My point exactly, you dont know the OP’s situation. Blended families are complex and it’s definitely not one size fits all
Post # 23
“Kids deserve better than a revolving door of a parent’s romantic partners or a whirlwind commitment. It’s not in their best interests or just about the couple, anymore. And not too late to dial it back.”
Your suggestion that there has been a revolving door of women in this child’s life is unfair and, according to the OP, incorrect. He’s never before introduced a romantic partner to his son, so I don’t think it’s unreasonable to assume that the boyfriend is not recklessly introducing his son to every woman he meets on the street.
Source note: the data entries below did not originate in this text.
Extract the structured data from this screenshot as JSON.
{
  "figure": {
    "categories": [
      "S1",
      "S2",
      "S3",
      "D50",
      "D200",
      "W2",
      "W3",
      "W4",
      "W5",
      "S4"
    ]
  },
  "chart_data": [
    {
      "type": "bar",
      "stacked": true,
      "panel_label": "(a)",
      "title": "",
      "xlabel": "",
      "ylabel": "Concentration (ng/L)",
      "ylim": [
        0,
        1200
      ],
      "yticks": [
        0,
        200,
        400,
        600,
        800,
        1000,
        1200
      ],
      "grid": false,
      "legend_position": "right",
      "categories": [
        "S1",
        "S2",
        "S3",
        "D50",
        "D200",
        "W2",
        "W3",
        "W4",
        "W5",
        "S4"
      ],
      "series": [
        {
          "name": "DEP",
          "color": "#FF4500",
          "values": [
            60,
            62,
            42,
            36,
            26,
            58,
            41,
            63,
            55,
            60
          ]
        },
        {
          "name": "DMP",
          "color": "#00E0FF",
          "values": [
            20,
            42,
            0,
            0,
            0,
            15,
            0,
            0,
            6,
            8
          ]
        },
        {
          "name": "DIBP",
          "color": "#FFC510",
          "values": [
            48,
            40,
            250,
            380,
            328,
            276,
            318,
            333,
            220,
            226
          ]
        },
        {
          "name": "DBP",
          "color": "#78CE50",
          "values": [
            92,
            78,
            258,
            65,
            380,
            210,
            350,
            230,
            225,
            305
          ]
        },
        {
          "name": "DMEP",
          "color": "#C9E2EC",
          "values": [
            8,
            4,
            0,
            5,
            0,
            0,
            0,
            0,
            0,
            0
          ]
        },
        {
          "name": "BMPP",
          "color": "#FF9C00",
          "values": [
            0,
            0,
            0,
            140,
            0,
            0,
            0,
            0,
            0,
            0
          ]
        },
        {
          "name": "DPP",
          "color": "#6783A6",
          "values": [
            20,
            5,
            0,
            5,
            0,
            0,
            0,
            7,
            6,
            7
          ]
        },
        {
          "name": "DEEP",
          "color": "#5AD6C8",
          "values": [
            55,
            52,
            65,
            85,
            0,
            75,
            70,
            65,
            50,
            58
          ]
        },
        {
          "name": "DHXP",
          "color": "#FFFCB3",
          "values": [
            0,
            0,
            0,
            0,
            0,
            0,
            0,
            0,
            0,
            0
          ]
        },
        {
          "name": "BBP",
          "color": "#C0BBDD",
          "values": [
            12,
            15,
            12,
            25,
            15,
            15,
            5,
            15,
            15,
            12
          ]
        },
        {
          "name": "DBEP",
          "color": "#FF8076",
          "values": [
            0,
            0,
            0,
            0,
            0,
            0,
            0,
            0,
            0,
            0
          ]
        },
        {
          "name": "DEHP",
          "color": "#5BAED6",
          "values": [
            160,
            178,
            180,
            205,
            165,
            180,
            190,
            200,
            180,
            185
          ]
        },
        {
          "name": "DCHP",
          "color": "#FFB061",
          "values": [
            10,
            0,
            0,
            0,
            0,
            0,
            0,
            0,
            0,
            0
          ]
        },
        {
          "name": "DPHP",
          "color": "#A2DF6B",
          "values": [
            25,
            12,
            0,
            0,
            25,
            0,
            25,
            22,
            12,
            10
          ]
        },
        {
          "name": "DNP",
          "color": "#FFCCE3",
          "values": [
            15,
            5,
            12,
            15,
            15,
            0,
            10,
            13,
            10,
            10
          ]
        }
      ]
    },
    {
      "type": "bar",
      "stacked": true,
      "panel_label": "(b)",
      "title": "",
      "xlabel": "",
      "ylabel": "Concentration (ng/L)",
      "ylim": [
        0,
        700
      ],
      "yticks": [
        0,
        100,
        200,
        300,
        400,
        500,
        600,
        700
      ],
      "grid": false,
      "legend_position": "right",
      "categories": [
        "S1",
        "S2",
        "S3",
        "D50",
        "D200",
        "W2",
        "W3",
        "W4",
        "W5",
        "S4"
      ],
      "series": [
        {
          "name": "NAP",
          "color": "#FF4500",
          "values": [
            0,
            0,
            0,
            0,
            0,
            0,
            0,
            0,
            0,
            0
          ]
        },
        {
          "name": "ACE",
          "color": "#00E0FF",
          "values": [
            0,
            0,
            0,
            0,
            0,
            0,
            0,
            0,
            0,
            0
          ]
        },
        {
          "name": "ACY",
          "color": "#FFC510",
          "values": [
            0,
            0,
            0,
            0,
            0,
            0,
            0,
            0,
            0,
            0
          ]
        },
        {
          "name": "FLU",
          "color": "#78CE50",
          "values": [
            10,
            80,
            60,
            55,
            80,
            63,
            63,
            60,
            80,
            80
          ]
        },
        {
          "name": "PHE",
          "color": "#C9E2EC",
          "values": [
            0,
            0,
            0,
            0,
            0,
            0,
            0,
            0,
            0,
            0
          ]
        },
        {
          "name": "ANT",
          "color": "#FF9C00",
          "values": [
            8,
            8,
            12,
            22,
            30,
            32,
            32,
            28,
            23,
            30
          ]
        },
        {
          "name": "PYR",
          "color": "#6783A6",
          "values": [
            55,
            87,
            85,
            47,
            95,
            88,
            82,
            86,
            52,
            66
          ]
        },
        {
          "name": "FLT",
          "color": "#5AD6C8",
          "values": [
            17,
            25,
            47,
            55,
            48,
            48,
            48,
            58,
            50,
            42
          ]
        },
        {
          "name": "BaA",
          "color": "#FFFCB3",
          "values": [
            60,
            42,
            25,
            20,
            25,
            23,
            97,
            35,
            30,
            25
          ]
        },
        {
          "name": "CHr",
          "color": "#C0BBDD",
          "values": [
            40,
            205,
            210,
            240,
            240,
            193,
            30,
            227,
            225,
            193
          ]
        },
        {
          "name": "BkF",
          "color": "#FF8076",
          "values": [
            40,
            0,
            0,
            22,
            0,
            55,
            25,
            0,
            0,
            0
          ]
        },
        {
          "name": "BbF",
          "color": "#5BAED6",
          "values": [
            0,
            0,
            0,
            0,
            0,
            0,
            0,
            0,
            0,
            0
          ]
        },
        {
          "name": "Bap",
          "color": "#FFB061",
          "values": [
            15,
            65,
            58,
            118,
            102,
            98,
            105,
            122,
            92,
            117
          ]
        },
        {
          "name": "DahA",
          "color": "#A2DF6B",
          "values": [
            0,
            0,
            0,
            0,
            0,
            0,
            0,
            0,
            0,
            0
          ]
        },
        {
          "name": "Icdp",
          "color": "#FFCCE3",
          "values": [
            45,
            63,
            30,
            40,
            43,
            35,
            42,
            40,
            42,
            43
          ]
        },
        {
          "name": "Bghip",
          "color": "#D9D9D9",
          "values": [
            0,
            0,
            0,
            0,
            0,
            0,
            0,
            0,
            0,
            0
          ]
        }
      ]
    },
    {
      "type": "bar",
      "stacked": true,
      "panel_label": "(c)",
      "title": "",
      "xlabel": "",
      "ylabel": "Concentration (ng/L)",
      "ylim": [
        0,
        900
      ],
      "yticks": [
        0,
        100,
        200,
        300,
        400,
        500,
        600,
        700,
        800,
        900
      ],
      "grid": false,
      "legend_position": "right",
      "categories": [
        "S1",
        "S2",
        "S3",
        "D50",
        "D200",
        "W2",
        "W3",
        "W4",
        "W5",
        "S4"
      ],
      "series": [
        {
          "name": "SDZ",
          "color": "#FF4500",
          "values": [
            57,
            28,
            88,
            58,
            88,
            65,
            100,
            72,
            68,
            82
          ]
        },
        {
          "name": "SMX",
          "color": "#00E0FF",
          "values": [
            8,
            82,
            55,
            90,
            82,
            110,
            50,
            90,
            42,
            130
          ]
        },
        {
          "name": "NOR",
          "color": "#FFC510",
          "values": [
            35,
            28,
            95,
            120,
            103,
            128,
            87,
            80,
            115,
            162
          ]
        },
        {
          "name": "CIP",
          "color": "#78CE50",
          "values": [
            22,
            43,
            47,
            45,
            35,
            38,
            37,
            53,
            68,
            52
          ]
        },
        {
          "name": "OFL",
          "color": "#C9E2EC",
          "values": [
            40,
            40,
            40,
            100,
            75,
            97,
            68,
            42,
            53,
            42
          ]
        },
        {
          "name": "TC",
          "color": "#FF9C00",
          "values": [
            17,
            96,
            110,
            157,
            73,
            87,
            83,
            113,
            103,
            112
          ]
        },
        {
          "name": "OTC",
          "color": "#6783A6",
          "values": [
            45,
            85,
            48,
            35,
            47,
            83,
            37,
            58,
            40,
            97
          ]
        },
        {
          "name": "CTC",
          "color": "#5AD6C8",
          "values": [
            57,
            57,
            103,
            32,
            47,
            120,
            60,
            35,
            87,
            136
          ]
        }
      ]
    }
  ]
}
And I’m not sure I agree that any child therapist would advise this woman to “dial it back” and suddenly stop interacting with the child if the interactions have been positive. While I agree that 3 months is quick, it is not necessarily detrimental.
Post # 24
weddingmaven : My now-Dh met my children (and I met his daughter) 3.5 months after we started dating. Darling Husband and I knew we were serious about each other and wanted a future together if things worked out. It was important to me, personally, that my children and my potential-partner got along with each other before there was a solid, serious commitment, as I’ve seen too many cases of children clashing with their parent’s new partner for significant reasons, and the children suffering because the parent was too emotionally attached to the partner to walk away at that point. If my kids didn’t like now-DH or now-DH didn’t like my kids, I wanted to know before I invested too much time or emotion. Darling Husband was the only guy I dated that my children ever met – there was no revolving door of men.
Incidentally, I’m a psychologist who evaluates and treats children as young as 3. I’ve been in practice for close to 15 years.
Post # 25
psyche1978 : I’m glad it worked out for you. Not sarcasm, I mean that. You are, however, the only therapist I have come across or know about who treats children and who would would not caution others to take it more slowly in this situation. In any case, I probably should not have made such a blanket statement, so you are right about that.
Post # 26
browneyedgirl24 : Because of this. I’m glad that things worked out so well for you, psyche1978, but if this man is closed off about important discussions and still harboring animosity toward his ex wife for the family being broken up, he is not in the same position as you were, and I don’t think it’s appropriate to make any major steps like meeting a child until all of that is well cleared up and put to bed.
weddingmaven has it right. This man now knows that there is a good vibe between OP and his kid. Now he can dial it back. Poor kid and poor OP to be in this deep at 3 months. That won’t lead to anything good if the relationship ends. If OP’s SO doesn’t get his act together and become more available, it will.
Post # 27
Has she specifically invited you? Don’t assume she wants you there. I wouldn’t go to meet the ex for the first time at a birthday party, I assume she will have relatives there too and it would just be too awkward. Better to meet her one on one for a coffee if she’s requesting a meet up.
Post # 28
fromatoz : What I meant is that seeing someone in the context as a family friend is one thing. As a partner to the parent, something completely different.
In any case it’s not the OP’s situation.
Post # 29
I’ve now been married for 9 month and have never met the Ex. Very happy about that. I don’t need more crazy in my life. By now I would decline any wishes from her to meet unless court ordered. And I don’t think that’s possible.
Post # 30
julies1949 : weddingmaven :
I agree. I don’t understand single parents who rush into bringing their new partners around their kids.
I feel that meeting children should only happen if the relationship is headed toward marriage.
That could be a potentially dangerous situation. What if a single mom is dating a man she barely knows, bring him around her kids, and it turns out that he’s a pedophile?
Your story is one reason why I will never date a man with a young child again.
A breakup comes with losing the child as well and that adds another layer of pain.